Menurut Newmark, bahwa teknik tranposisi dalam bentuk pergeseran struktur merupakan teknik yang ideal diterapkan apabila struktur kalimat bahasa sasaran berbeda dengan struktur kalimat bahasa sumber.[3] Berdasarkan penjelasan di atas, maka sewajarnya menggunakan teknik tranposisi karena empat hal. Pertama, terdapat perbedaan struktur bahasa sumber (bahasa Arab) dan bahasa sasaran (bahasa Indonesia). Kedua, tranposisi dapat  mengantarkan hasil terjemahan menjadi lebih mudah dipahami. Ketiga, tranposisi  memudahkan proses penerjemhan. Keempat, tranposisi dapat membantu keberterimaan pesan atau makna yang sesuai dengan bahasa sasaran. Misalnya lafaz"انكحتك فاطمة"  diterjemahkan secara harfiyah menjadi “Menikahkan aku kepadamu fatimah” terjemahan ini akurat isi tapi tidak sesuai dengan logika hukum tauliyah. Oleh karena  itu, terjemahan itu perlu perlu disesuaikan menjadi “ Saya nikahkan Fatimah kepadamu”.

 

b.    Teknik Hadzfu Wa Ziyadah

Teknik hadzfu adalah membuang kata teks bahasa sumber (bahasa arab) yang diterjemahkan ke bahasa Indonesia, sedangkan ziyadah adalah menambahkan kata yang tidak terdapat dalam bahasa Arab. Teknik pengurangan (hadzfu) dalam proses penerjemahan sangat diperlukan untuk menghasilkan terjemahan yang efektif dan mudah dipahami. Perbedaan struktur bahasa merupakan salah satu faktor penerjemah mengurangi teks kata dalam bahasa sumber. Meski begitu, penggunaan teknik ini tidak boleh mengurangi makna pesan yang seharusnya disampaikan. Berikut ini contoh penerjemahan yang menggunakan teknik hadzfu. Misalnya:

 

Tabel II

فى يوم من الايام سفر فؤدى الى بالي

فى    يوم    من   الايام  سفر  فؤدى   الى    بالي

8         7        6        5      4       3       2        1

di hari dari hari-hari fuadi melancong ke Bali

Pada suatu hari - fuadi - melancong - ke - Bali

      1234                 6            5                7     8       

 

Terjemah harfiyanya adalah “di hari dari hari-hari fuadi melancong ke Bali”. Bilamana memakai teknik hadzfu menjadi “pada suatu hari fuadi melancong ke Bali”. Pada terjemahan di atas, mengurangi  kata nomor 3 dan 4 karena maknanya tidak terlalu penting untuk diterjemahkan. Kata sebelumnya sudah cukup untuk menyampaikan maksud, tetapi pengurangan kata nomor 3 dan 4 tidak mengurangi makna pesannya. Ada penyusutan kata dari bahasa sumber awalnya ada 8 kata hingga menyusut jadi 5 kata.

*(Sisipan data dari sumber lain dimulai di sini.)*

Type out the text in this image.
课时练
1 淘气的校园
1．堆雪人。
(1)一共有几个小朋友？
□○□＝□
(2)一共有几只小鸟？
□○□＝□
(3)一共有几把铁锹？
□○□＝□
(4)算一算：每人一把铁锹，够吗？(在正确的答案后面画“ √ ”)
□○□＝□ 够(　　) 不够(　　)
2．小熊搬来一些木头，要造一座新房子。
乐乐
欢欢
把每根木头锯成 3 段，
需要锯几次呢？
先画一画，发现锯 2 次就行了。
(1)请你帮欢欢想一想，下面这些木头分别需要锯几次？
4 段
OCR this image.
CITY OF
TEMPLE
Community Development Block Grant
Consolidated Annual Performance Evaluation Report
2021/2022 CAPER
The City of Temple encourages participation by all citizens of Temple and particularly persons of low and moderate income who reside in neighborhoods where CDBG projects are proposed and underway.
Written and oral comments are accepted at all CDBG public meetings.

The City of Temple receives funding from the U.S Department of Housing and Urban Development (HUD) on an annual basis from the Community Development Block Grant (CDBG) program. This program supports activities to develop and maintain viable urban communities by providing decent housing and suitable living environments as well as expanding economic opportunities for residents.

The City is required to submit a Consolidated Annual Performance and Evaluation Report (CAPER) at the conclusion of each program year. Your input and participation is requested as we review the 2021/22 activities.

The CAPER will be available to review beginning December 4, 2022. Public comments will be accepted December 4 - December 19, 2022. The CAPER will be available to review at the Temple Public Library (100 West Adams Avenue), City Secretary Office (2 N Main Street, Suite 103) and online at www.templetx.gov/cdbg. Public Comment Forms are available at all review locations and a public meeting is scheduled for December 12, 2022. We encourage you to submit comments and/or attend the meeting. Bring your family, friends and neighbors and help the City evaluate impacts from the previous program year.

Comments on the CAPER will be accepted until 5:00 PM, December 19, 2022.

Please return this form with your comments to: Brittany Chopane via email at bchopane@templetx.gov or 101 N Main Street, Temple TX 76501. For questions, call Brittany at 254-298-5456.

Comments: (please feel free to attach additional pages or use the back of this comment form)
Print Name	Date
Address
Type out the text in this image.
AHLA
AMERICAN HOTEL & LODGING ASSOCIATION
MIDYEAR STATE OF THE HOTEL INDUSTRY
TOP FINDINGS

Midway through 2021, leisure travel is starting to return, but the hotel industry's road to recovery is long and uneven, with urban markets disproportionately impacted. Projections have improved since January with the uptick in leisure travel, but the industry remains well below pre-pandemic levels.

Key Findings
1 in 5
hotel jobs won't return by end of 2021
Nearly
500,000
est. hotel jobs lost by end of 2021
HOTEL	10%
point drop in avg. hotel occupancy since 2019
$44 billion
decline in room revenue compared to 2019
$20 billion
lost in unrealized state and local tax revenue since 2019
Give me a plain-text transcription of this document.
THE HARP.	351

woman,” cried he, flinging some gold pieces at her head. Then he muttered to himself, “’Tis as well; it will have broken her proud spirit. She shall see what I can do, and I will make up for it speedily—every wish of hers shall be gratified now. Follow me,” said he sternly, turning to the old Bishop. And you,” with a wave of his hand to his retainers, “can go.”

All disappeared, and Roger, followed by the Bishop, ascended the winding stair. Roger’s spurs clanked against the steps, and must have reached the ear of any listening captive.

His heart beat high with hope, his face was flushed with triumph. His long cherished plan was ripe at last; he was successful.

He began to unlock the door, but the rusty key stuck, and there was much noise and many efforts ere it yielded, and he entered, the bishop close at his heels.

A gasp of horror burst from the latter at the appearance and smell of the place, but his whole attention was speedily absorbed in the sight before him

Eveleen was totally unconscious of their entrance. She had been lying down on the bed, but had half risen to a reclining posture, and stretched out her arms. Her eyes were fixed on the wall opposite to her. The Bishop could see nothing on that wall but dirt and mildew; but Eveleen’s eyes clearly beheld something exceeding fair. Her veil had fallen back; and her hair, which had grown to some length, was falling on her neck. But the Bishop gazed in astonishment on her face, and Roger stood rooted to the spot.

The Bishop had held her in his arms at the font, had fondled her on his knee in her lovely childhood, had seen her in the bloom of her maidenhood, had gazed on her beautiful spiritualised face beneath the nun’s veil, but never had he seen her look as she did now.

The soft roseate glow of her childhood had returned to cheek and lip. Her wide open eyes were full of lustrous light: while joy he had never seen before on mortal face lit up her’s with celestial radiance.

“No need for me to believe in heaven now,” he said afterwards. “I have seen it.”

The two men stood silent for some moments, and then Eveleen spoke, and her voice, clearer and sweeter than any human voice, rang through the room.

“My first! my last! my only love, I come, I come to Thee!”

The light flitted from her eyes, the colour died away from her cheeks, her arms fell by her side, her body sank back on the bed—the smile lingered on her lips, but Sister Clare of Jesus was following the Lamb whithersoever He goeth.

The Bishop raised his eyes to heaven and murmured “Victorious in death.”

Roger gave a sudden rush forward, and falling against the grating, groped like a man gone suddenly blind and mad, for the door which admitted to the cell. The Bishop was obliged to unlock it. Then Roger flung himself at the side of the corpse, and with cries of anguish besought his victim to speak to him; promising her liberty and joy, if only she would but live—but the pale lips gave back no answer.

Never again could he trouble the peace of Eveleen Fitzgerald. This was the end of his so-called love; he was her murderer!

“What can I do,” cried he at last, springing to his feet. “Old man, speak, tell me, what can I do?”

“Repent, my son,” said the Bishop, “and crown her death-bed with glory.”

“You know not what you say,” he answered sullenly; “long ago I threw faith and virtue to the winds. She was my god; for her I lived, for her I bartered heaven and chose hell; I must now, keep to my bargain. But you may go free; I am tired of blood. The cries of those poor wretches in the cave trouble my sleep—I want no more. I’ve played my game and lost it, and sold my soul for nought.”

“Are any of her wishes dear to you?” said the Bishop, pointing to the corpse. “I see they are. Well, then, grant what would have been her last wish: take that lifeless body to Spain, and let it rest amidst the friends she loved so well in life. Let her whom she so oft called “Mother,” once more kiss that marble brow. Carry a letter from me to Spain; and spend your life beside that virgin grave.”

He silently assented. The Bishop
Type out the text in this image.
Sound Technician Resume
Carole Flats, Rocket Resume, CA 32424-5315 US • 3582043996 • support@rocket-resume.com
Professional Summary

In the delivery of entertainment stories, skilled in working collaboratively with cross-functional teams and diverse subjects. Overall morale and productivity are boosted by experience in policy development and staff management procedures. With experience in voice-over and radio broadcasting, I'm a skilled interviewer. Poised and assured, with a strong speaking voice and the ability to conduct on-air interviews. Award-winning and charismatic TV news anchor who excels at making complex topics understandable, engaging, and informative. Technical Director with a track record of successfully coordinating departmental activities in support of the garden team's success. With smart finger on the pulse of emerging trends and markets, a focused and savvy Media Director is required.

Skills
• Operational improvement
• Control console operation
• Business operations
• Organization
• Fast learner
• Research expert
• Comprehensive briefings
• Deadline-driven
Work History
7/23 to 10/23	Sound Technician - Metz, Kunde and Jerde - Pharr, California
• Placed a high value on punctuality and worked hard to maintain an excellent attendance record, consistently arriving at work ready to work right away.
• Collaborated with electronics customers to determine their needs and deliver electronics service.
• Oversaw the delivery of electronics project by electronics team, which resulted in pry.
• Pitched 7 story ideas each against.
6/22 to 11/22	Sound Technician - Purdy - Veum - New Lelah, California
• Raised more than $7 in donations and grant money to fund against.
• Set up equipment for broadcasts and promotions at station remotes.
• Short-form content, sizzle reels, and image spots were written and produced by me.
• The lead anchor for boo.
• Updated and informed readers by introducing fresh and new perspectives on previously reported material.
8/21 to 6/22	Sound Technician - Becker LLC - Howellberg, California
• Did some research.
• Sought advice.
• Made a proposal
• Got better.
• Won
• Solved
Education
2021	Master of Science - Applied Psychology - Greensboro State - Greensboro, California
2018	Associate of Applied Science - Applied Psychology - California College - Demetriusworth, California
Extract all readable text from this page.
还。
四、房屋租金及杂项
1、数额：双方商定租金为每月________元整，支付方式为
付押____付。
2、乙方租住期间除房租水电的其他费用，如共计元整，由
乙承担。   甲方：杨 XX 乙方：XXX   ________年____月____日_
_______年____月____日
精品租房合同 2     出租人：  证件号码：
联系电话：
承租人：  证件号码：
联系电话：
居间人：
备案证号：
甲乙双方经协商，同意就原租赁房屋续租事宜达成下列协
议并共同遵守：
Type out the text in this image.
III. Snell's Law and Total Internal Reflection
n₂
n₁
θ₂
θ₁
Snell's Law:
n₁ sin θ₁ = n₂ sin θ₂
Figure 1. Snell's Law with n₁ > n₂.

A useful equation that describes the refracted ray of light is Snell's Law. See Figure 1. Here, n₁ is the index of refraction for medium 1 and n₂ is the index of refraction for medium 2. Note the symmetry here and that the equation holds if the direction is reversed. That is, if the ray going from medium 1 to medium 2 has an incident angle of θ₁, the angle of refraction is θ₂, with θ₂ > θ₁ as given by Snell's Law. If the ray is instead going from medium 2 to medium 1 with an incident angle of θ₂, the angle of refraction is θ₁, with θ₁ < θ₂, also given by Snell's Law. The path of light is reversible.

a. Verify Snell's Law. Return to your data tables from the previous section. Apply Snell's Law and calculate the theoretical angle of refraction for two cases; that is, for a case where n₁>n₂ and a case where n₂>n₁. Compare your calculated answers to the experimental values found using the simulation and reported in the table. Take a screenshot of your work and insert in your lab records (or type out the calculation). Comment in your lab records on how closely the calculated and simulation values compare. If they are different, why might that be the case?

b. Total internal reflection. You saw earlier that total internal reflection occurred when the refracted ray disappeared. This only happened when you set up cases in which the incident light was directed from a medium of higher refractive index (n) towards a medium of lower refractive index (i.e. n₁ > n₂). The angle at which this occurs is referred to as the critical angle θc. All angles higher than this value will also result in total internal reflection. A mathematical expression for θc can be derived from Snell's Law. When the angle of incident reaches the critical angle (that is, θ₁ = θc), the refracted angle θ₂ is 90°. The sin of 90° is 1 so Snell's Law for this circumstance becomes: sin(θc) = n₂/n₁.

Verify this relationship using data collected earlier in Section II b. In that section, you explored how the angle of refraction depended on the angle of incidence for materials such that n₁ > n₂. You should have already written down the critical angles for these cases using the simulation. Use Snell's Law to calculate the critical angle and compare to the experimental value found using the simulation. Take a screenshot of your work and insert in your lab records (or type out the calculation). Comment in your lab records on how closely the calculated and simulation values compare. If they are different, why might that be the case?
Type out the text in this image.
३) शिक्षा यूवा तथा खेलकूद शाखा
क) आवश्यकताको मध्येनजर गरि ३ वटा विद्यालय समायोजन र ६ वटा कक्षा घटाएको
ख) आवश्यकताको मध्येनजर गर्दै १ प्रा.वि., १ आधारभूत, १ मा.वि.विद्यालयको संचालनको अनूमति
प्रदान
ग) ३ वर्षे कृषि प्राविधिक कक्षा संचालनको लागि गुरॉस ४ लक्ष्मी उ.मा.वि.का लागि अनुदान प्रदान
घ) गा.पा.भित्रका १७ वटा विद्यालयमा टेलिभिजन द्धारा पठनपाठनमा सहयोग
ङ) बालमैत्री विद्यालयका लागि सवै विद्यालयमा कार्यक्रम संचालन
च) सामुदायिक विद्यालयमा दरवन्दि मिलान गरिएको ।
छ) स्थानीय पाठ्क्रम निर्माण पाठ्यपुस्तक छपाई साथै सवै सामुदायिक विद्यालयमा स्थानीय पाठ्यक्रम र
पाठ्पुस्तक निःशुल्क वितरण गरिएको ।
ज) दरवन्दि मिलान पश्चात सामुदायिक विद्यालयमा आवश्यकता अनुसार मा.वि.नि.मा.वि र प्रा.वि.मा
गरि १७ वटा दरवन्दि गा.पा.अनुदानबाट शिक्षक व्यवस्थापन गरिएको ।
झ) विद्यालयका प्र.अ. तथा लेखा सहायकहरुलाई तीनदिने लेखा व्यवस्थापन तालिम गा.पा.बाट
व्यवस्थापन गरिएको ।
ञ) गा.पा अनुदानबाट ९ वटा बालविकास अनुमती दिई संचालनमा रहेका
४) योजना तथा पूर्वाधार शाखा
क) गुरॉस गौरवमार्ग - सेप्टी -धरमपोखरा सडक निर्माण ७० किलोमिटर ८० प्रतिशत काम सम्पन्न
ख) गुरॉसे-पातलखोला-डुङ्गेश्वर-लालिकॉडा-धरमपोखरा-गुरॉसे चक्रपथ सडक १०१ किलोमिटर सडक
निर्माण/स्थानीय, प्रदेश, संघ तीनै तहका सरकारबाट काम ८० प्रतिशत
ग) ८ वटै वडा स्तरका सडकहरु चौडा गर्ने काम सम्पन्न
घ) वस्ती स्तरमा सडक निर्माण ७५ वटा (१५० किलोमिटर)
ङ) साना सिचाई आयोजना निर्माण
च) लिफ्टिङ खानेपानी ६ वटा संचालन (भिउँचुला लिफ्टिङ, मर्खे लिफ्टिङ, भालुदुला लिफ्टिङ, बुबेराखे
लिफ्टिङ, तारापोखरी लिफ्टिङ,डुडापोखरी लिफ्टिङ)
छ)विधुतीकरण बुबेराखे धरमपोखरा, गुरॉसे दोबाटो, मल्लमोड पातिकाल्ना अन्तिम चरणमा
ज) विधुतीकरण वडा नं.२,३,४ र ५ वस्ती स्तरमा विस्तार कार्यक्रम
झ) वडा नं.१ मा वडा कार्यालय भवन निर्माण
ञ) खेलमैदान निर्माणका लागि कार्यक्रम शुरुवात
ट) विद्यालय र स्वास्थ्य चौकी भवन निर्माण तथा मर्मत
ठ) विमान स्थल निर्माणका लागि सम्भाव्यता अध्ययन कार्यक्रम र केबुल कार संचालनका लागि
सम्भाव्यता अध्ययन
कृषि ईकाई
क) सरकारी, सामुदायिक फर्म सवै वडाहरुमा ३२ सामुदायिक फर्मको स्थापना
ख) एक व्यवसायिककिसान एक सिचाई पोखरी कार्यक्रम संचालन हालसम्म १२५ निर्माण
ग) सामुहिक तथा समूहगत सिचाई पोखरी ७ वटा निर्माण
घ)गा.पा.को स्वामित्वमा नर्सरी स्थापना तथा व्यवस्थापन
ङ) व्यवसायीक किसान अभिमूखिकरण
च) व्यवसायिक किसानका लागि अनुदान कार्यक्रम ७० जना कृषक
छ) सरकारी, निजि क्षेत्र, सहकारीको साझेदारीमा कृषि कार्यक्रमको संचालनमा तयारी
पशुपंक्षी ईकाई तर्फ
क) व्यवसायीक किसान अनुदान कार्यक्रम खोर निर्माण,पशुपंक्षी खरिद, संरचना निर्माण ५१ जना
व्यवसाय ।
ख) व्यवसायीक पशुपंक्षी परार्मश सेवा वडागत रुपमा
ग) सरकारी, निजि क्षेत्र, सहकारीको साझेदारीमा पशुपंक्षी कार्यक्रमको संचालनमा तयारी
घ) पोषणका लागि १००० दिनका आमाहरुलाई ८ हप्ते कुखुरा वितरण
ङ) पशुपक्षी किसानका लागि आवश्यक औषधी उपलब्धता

sedangkan ziyadah adalah menambahkan kata yang tidak terdapat dalam bahasa Arab. Penambahan kosa kata cukup diperlukan dalam proses penerjemahan, karena perbedaan struktur bahasa dan budaya yang menuntut hal itu. Tujuan teknik penambahan adalah untuk memperjelas makna sebuah kalimat agar teks terjemah menjadi lebih mudah dipahami. Misalnya, ketika penerjemah tidak menemukan padanan kosakata karena perbedaan budaya penulisan korespondensi bahasa Arab dengan bahasa Indonesia, maka penerjemah dapat menambahkan kosakata lain yang dipahami oleh pembaca. Berikut ini merupakan contoh penggunaan teknik penambahan pada kalimat.

Tabel III

يا احمد ابن سليمان   

يا    احمد    ابن    سليمان

                                  4         3        2        1

Wahai Ahmad  putra Sulaiman

Wahai ananda - Ahmad - putra bapak - Sulaiman

            1       +2             3              4       +5                6

 

Terjemah harfiyahnya adalah “Wahai Ahmad putra Sulaiman”. Terjemahan ini kurang natural. Maka dengan teknik ziyadah, terjemahan itu menjadi “Ananda Ahmad putra bapak Sulaiman”.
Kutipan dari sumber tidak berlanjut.